Orlando smiled, put away his brush and wiped his hands on his pinny. He pushed his over-long, springy reddish hair off his face. A good face, Joe thought, and not the weak-featured, placatory mask he had been expecting. Intelligent hazel eyes, long-lashed and upswept, unusual in a man, accounted for his success with women no doubt. He was of medium height, probably an inch or so shorter than his sister had been, lean and wiry. He had the brown and creased skin of a man who spent much of the year out of doors and this impression was underlined by his clothes. Stained brown corduroy trousers, a linen shirt which had once been white and of good quality, and a red kerchief knotted, gypsy-fashion about his neck made a clear statement.
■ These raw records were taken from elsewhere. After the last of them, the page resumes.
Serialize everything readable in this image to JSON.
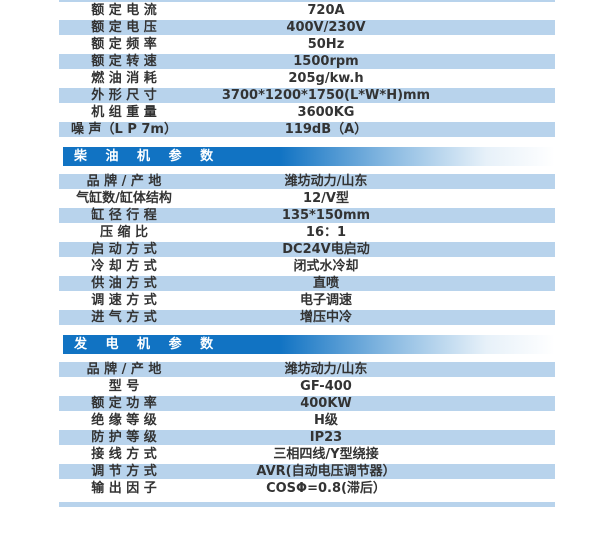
{
  "colors": {
    "row_blue": "#b8d3ec",
    "header_blue": "#1173c3",
    "header_text": "#ffffff",
    "text": "#333333"
  },
  "table": {
    "sections": [
      {
        "header": null,
        "rows": [
          {
            "label": "额 定 电 流",
            "value": "720A"
          },
          {
            "label": "额 定 电 压",
            "value": "400V/230V"
          },
          {
            "label": "额 定 频 率",
            "value": "50Hz"
          },
          {
            "label": "额 定 转 速",
            "value": "1500rpm"
          },
          {
            "label": "燃 油 消 耗",
            "value": "205g/kw.h"
          },
          {
            "label": "外 形 尺 寸",
            "value": "3700*1200*1750(L*W*H)mm"
          },
          {
            "label": "机 组 重 量",
            "value": "3600KG"
          },
          {
            "label": "噪 声（L P 7m）",
            "value": "119dB（A）"
          }
        ]
      },
      {
        "header": "柴 油 机 参 数",
        "rows": [
          {
            "label": "品 牌 / 产 地",
            "value": "潍坊动力/山东"
          },
          {
            "label": "气缸数/缸体结构",
            "value": "12/V型"
          },
          {
            "label": "缸 径 行 程",
            "value": "135*150mm"
          },
          {
            "label": "压 缩 比",
            "value": "16：1"
          },
          {
            "label": "启 动 方 式",
            "value": "DC24V电启动"
          },
          {
            "label": "冷 却 方 式",
            "value": "闭式水冷却"
          },
          {
            "label": "供 油 方 式",
            "value": "直喷"
          },
          {
            "label": "调 速 方 式",
            "value": "电子调速"
          },
          {
            "label": "进 气 方 式",
            "value": "增压中冷"
          }
        ]
      },
      {
        "header": "发 电 机 参 数",
        "rows": [
          {
            "label": "品 牌 / 产 地",
            "value": "潍坊动力/山东"
          },
          {
            "label": "型 号",
            "value": "GF-400"
          },
          {
            "label": "额 定 功 率",
            "value": "400KW"
          },
          {
            "label": "绝 缘 等 级",
            "value": "H级"
          },
          {
            "label": "防 护 等 级",
            "value": "IP23"
          },
          {
            "label": "接 线 方 式",
            "value": "三相四线/Y型绕接"
          },
          {
            "label": "调 节 方 式",
            "value": "AVR(自动电压调节器）"
          },
          {
            "label": "输 出 因 子",
            "value": "COSΦ=0.8(滞后）"
          }
        ]
      }
    ]
  }
}
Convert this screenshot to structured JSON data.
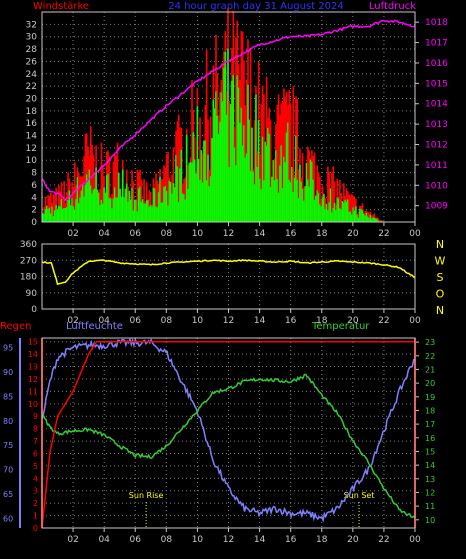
{
  "colors": {
    "background": "#000000",
    "frame": "#c8c8c8",
    "grid": "#808080",
    "wind_red": "#ff0000",
    "wind_green": "#00ff00",
    "pressure": "#ff00ff",
    "direction": "#ffff00",
    "humidity": "#8080ff",
    "temperature": "#33cc33",
    "rain": "#ff0000",
    "direction_letters": "#ffff00",
    "sun_labels": "#ffff00"
  },
  "header": {
    "left_label": "Windstärke",
    "center_label": "24 hour graph day 31 August 2024",
    "right_label": "Luftdruck"
  },
  "bottom_header": {
    "rain_label": "Regen",
    "humidity_label": "Luftfeuchte",
    "temperature_label": "Temperatur"
  },
  "direction_letters": [
    "N",
    "W",
    "S",
    "O",
    "N"
  ],
  "sun": {
    "rise_label": "Sun Rise",
    "set_label": "Sun Set"
  },
  "x_ticks": [
    "02",
    "04",
    "06",
    "08",
    "10",
    "12",
    "14",
    "16",
    "18",
    "20",
    "22",
    "00"
  ],
  "chart_data": [
    {
      "type": "bar",
      "name": "wind",
      "ylim": [
        0,
        34
      ],
      "y_ticks": [
        "0",
        "2",
        "4",
        "6",
        "8",
        "10",
        "12",
        "14",
        "16",
        "18",
        "20",
        "22",
        "24",
        "26",
        "28",
        "30",
        "32"
      ],
      "right_axis": {
        "ylim": [
          1008.2,
          1018.5
        ],
        "ticks": [
          "1009",
          "1010",
          "1011",
          "1012",
          "1013",
          "1014",
          "1015",
          "1016",
          "1017",
          "1018"
        ]
      },
      "x_hours": [
        0,
        24
      ],
      "gust_profile": [
        [
          0,
          4
        ],
        [
          1,
          5
        ],
        [
          2,
          8
        ],
        [
          3,
          14
        ],
        [
          4,
          10
        ],
        [
          5,
          12
        ],
        [
          6,
          8
        ],
        [
          7,
          5
        ],
        [
          8,
          11
        ],
        [
          9,
          16
        ],
        [
          10,
          21
        ],
        [
          11,
          25
        ],
        [
          12,
          30
        ],
        [
          13,
          28
        ],
        [
          14,
          22
        ],
        [
          15,
          18
        ],
        [
          16,
          20
        ],
        [
          17,
          13
        ],
        [
          18,
          9
        ],
        [
          19,
          7
        ],
        [
          20,
          4
        ],
        [
          21,
          2
        ],
        [
          22,
          0
        ],
        [
          23,
          0
        ],
        [
          24,
          0
        ]
      ],
      "avg_profile": [
        [
          0,
          2
        ],
        [
          1,
          2
        ],
        [
          2,
          4
        ],
        [
          3,
          7
        ],
        [
          4,
          5
        ],
        [
          5,
          6
        ],
        [
          6,
          4
        ],
        [
          7,
          3
        ],
        [
          8,
          6
        ],
        [
          9,
          8
        ],
        [
          10,
          12
        ],
        [
          11,
          15
        ],
        [
          12,
          18
        ],
        [
          13,
          17
        ],
        [
          14,
          13
        ],
        [
          15,
          10
        ],
        [
          16,
          11
        ],
        [
          17,
          7
        ],
        [
          18,
          5
        ],
        [
          19,
          3
        ],
        [
          20,
          2
        ],
        [
          21,
          1
        ],
        [
          22,
          0
        ],
        [
          23,
          0
        ],
        [
          24,
          0
        ]
      ],
      "pressure": [
        [
          0,
          1010.3
        ],
        [
          0.5,
          1009.7
        ],
        [
          1,
          1009.6
        ],
        [
          1.5,
          1009.3
        ],
        [
          2,
          1009.6
        ],
        [
          3,
          1010.3
        ],
        [
          4,
          1011.0
        ],
        [
          5,
          1011.8
        ],
        [
          6,
          1012.5
        ],
        [
          7,
          1013.2
        ],
        [
          8,
          1013.9
        ],
        [
          9,
          1014.5
        ],
        [
          10,
          1015.1
        ],
        [
          11,
          1015.6
        ],
        [
          12,
          1016.1
        ],
        [
          13,
          1016.5
        ],
        [
          14,
          1016.9
        ],
        [
          15,
          1017.1
        ],
        [
          16,
          1017.3
        ],
        [
          17,
          1017.3
        ],
        [
          18,
          1017.4
        ],
        [
          19,
          1017.6
        ],
        [
          20,
          1017.8
        ],
        [
          21,
          1017.8
        ],
        [
          22,
          1018.1
        ],
        [
          23,
          1018.0
        ],
        [
          24,
          1017.8
        ]
      ]
    },
    {
      "type": "line",
      "name": "wind direction",
      "ylim": [
        0,
        360
      ],
      "y_ticks": [
        "0",
        "90",
        "180",
        "270",
        "360"
      ],
      "x": [
        0,
        0.6,
        1,
        1.5,
        2,
        3,
        4,
        5,
        6,
        7,
        8,
        9,
        10,
        11,
        12,
        13,
        14,
        15,
        16,
        17,
        18,
        19,
        20,
        21,
        22,
        23,
        23.5,
        24
      ],
      "values": [
        260,
        255,
        140,
        150,
        200,
        265,
        270,
        255,
        250,
        245,
        255,
        260,
        265,
        270,
        265,
        270,
        265,
        260,
        265,
        255,
        260,
        265,
        260,
        255,
        245,
        230,
        200,
        175
      ]
    },
    {
      "type": "line",
      "name": "humidity / temperature / rain",
      "humidity_axis": {
        "ylim": [
          58,
          97
        ],
        "ticks": [
          "60",
          "65",
          "70",
          "75",
          "80",
          "85",
          "90",
          "95"
        ]
      },
      "rain_axis": {
        "ylim": [
          0,
          15.3
        ],
        "ticks": [
          "0",
          "1",
          "2",
          "3",
          "4",
          "5",
          "6",
          "7",
          "8",
          "9",
          "10",
          "11",
          "12",
          "13",
          "14",
          "15"
        ]
      },
      "temperature_axis": {
        "ylim": [
          9.4,
          23.3
        ],
        "ticks": [
          "10",
          "11",
          "12",
          "13",
          "14",
          "15",
          "16",
          "17",
          "18",
          "19",
          "20",
          "21",
          "22",
          "23"
        ]
      },
      "humidity": [
        [
          0,
          80
        ],
        [
          0.5,
          88
        ],
        [
          1,
          93
        ],
        [
          2,
          95
        ],
        [
          3,
          95.5
        ],
        [
          4,
          95.5
        ],
        [
          5,
          96
        ],
        [
          6,
          96
        ],
        [
          7,
          96
        ],
        [
          8,
          94
        ],
        [
          9,
          88
        ],
        [
          10,
          82
        ],
        [
          11,
          72
        ],
        [
          12,
          66
        ],
        [
          13,
          62
        ],
        [
          14,
          61
        ],
        [
          15,
          62
        ],
        [
          16,
          61
        ],
        [
          17,
          61
        ],
        [
          18,
          60
        ],
        [
          19,
          62
        ],
        [
          20,
          66
        ],
        [
          21,
          70
        ],
        [
          22,
          78
        ],
        [
          23,
          86
        ],
        [
          24,
          93
        ]
      ],
      "temperature": [
        [
          0,
          17.7
        ],
        [
          0.5,
          16.8
        ],
        [
          1,
          16.3
        ],
        [
          2,
          16.5
        ],
        [
          3,
          16.6
        ],
        [
          4,
          16.2
        ],
        [
          5,
          15.4
        ],
        [
          6,
          14.7
        ],
        [
          7,
          14.6
        ],
        [
          8,
          15.4
        ],
        [
          9,
          16.7
        ],
        [
          10,
          18.0
        ],
        [
          11,
          19.3
        ],
        [
          12,
          19.6
        ],
        [
          13,
          20.1
        ],
        [
          14,
          20.3
        ],
        [
          15,
          20.2
        ],
        [
          16,
          20.1
        ],
        [
          17,
          20.6
        ],
        [
          18,
          19.1
        ],
        [
          19,
          17.8
        ],
        [
          20,
          15.8
        ],
        [
          21,
          14.2
        ],
        [
          22,
          12.3
        ],
        [
          23,
          10.7
        ],
        [
          24,
          10.1
        ]
      ],
      "rain": [
        [
          0,
          0
        ],
        [
          0.5,
          6
        ],
        [
          1,
          9
        ],
        [
          2,
          11
        ],
        [
          3,
          14
        ],
        [
          3.5,
          15
        ],
        [
          24,
          15
        ]
      ],
      "sun_rise_hour": 6.7,
      "sun_set_hour": 20.4
    }
  ]
}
And nothing about the man was suggesting ill health.

‘Lemonade? Will you have lemonade?’ Orlando offered.

‘Gladly,’ said Joe and the girl he assumed to be ‘something beginning with M’ began to pour and hand out glasses.

‘Thank you, Miss, er . . .’ he said and introduced himself and his officers.

‘Mel,’ she said. ‘Short for Melisande. Muse and bottle-washer. I’ll leave you to it. If you want to speak to me you’ll find me in the caravan. Help yourselves if you want more lemonade. There was some fruit cake a minute ago but the kids have scoffed it,’ she said cheerfully and wandered off.

They settled cross-legged in the grass, Westhorpe perching uncomfortably on a fallen log. Dorcas, with a few rude words and harsh phrases, herded the rest of the children together and swept them off into the orchard.

‘Condolences I don’t need if you were thinking of offering them, Commander,’ Orlando began bluntly. ‘I’m shocked by my sister’s death, of course, but you should understand that I was never fond of her and she resented and, I do believe, hated me. Nevertheless, I’m unhappy that she should have met such an untimely, dreadful and unnecessary end. She had much to achieve in her life still and I am aware that the country is poorer for her passing. Battered to death by a burglar, I understand? A terrible way to go!’